また、「周囲が常に自分を見ている・評価されている」と、自身の一挙手一投足を常に観察されているという疑心暗鬼になりやすく、結果職場の雰囲気を壊してしまう可能性があります。

正しい評価をしようという目的で多面評価を導入しても、このような社員の士気低下につながってしまっては本末転倒です。 

 

全体の士気を下げないための運用法

上記のような士気低下を防ぐため、多面評価導入時には以下の運用方法をセットでご検討ください。

 

1)事前説明会の実施

多くの会社において、この事前説明がなされないまま、「今期から多面評価を取り入れる」と一方的にアナウンスされるケースが見受けられます。
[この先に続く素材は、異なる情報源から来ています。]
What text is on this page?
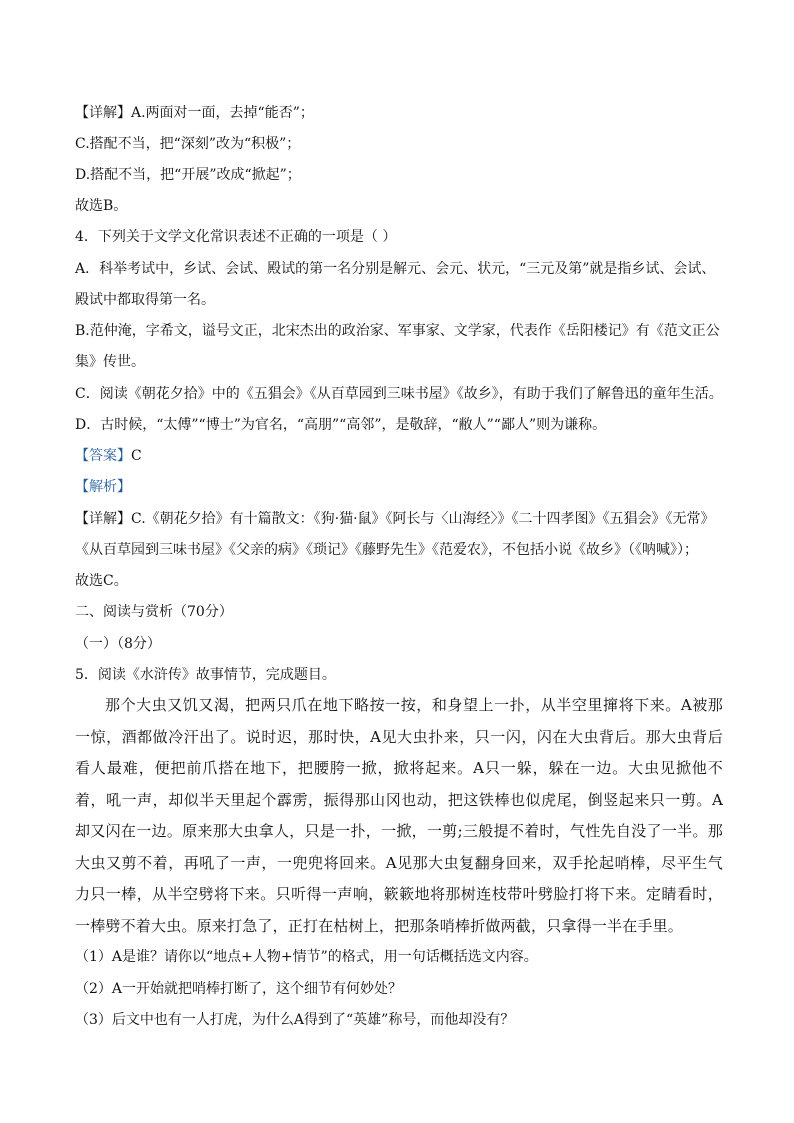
【详解】A.两面对一面，去掉“能否”；
C.搭配不当，把“深刻”改为“积极”；
D.搭配不当，把“开展”改成“掀起”；
故选B。
4．下列关于文学文化常识表述不正确的一项是（ ）
A．科举考试中，乡试、会试、殿试的第一名分别是解元、会元、状元，“三元及第”就是指乡试、会试、
殿试中都取得第一名。
B.范仲淹，字希文，谥号文正，北宋杰出的政治家、军事家、文学家，代表作《岳阳楼记》有《范文正公
集》传世。
C．阅读《朝花夕拾》中的《五猖会》《从百草园到三味书屋》《故乡》，有助于我们了解鲁迅的童年生活。
D．古时候，“太傅”“博士”为官名，“高朋”“高邻”，是敬辞，“敝人”“鄙人”则为谦称。
【答案】C
【解析】
【详解】C.《朝花夕拾》有十篇散文：《狗·猫·鼠》《阿长与〈山海经〉》《二十四孝图》《五猖会》《无常》
《从百草园到三味书屋》《父亲的病》《琐记》《藤野先生》《范爱农》，不包括小说《故乡》（《呐喊》）；
故选C。
二、阅读与赏析（70分）
（一）（8分）
5．阅读《水浒传》故事情节，完成题目。
那个大虫又饥又渴，把两只爪在地下略按一按，和身望上一扑，从半空里撺将下来。A被那一惊，酒都做冷汗出了。说时迟，那时快，A见大虫扑来，只一闪，闪在大虫背后。那大虫背后看人最难，便把前爪搭在地下，把腰胯一掀，掀将起来。A只一躲，躲在一边。大虫见掀他不着，吼一声，却似半天里起个霹雳，振得那山冈也动，把这铁棒也似虎尾，倒竖起来只一剪。A却又闪在一边。原来那大虫拿人，只是一扑，一掀，一剪;三般提不着时，气性先自没了一半。那大虫又剪不着，再吼了一声，一兜兜将回来。A见那大虫复翻身回来，双手抡起哨棒，尽平生气力只一棒，从半空劈将下来。只听得一声响，簌簌地将那树连枝带叶劈脸打将下来。定睛看时，一棒劈不着大虫。原来打急了，正打在枯树上，把那条哨棒折做两截，只拿得一半在手里。
（1）A是谁？请你以“地点+人物+情节”的格式，用一句话概括选文内容。
（2）A一开始就把哨棒打断了，这个细节有何妙处？
（3）后文中也有一人打虎，为什么A得到了“英雄”称号，而他却没有？
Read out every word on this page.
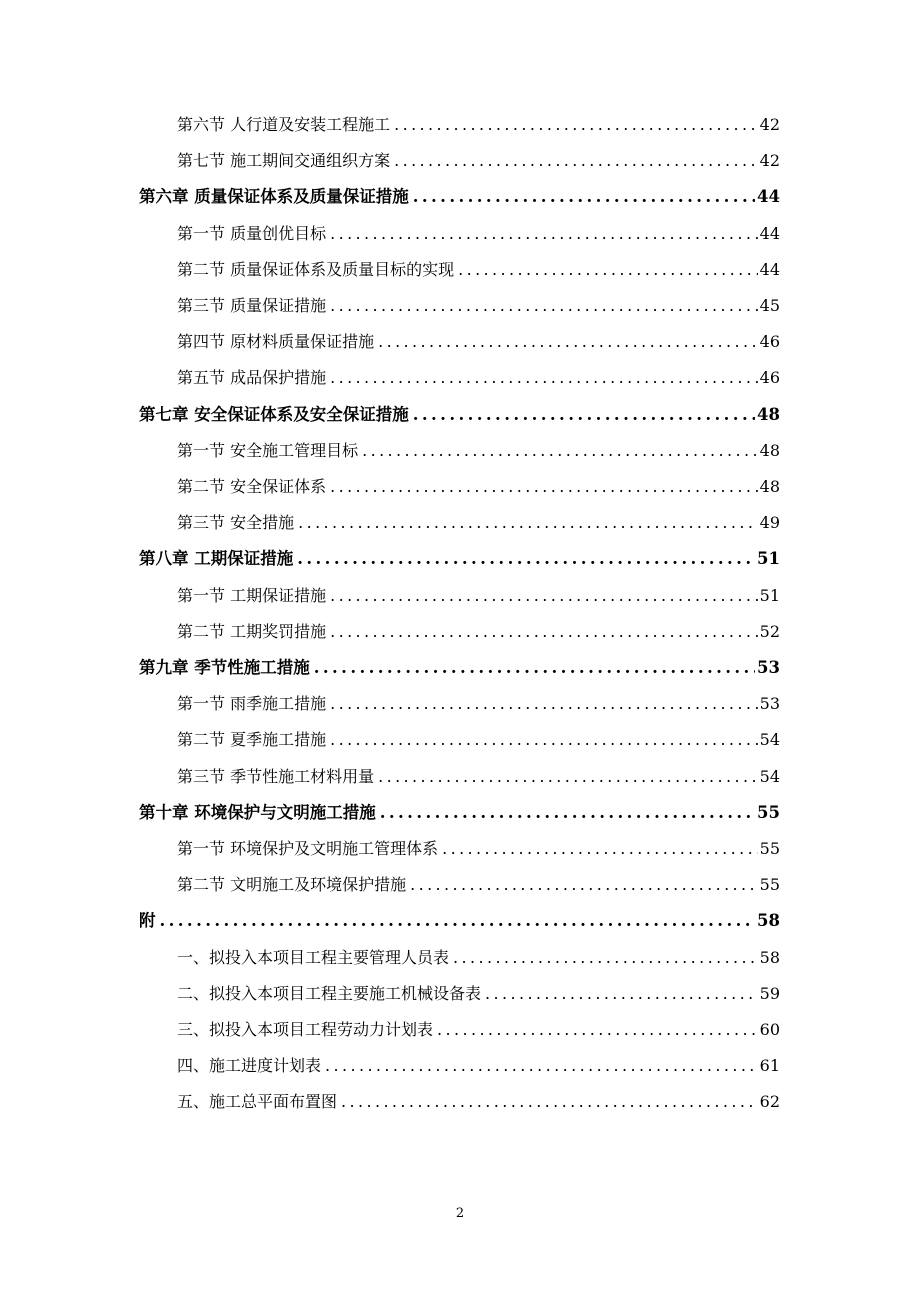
第六节 人行道及安装工程施工 .....	42
第七节 施工期间交通组织方案 .....	42
第六章 质量保证体系及质量保证措施 .....	44
第一节 质量创优目标 .....	44
第二节 质量保证体系及质量目标的实现 .....	44
第三节 质量保证措施 .....	45
第四节 原材料质量保证措施 .....	46
第五节 成品保护措施 .....	46
第七章 安全保证体系及安全保证措施 .....	48
第一节 安全施工管理目标 .....	48
第二节 安全保证体系 .....	48
第三节 安全措施 .....	49
第八章 工期保证措施 .....	51
第一节 工期保证措施 .....	51
第二节 工期奖罚措施 .....	52
第九章 季节性施工措施 .....	53
第一节 雨季施工措施 .....	53
第二节 夏季施工措施 .....	54
第三节 季节性施工材料用量 .....	54
第十章 环境保护与文明施工措施 .....	55
第一节 环境保护及文明施工管理体系 .....	55
第二节 文明施工及环境保护措施 .....	55
附 .....	58
一、拟投入本项目工程主要管理人员表 .....	58
二、拟投入本项目工程主要施工机械设备表 .....	59
三、拟投入本项目工程劳动力计划表 .....	60
四、施工进度计划表 .....	61
五、施工总平面布置图 .....	62
2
意図が現場に伝わらない制度は、社員にとっては業務負荷と捉えられてしまう恐れがあります。

そのため、多面評価を導入する狙いや明確な評価基準・方法に関して、説明会を実施し、通達を行うことで、対象となる社員全てに十分理解をしてもらうことが必要です。

 

2)能力開発のために評価結果を用いる

また、この多面評価を社員の能力開発に用いる場合、「昇進・昇格・昇給などの査定には使わない」と説明した方が良いでしょう。

あるメーカーでは、報酬に反映しない前提で多面評価を実施したところ、「複数の人に評価されることで公平さを感じられる」という声が聞かれています。適正に運用することで、人材育成の指標づくりに役立つでしょう。

 

360度評価の正しい運用が、社員の成長につながる

周囲からの客観的な評価を受け、自身の強みや改善すべき点に気付きを与えるきっかけ作りになる多面評価。不正や士気低下等のリスクを排除し、正しく運用することで社員の成長につなげていくことができます。導入にあたってはシステム面含め、運営管理をスムーズに実施していくためにも、多面評価の専門サービスを提供している外部企業への相談を、検討されてはいかがでしょうか。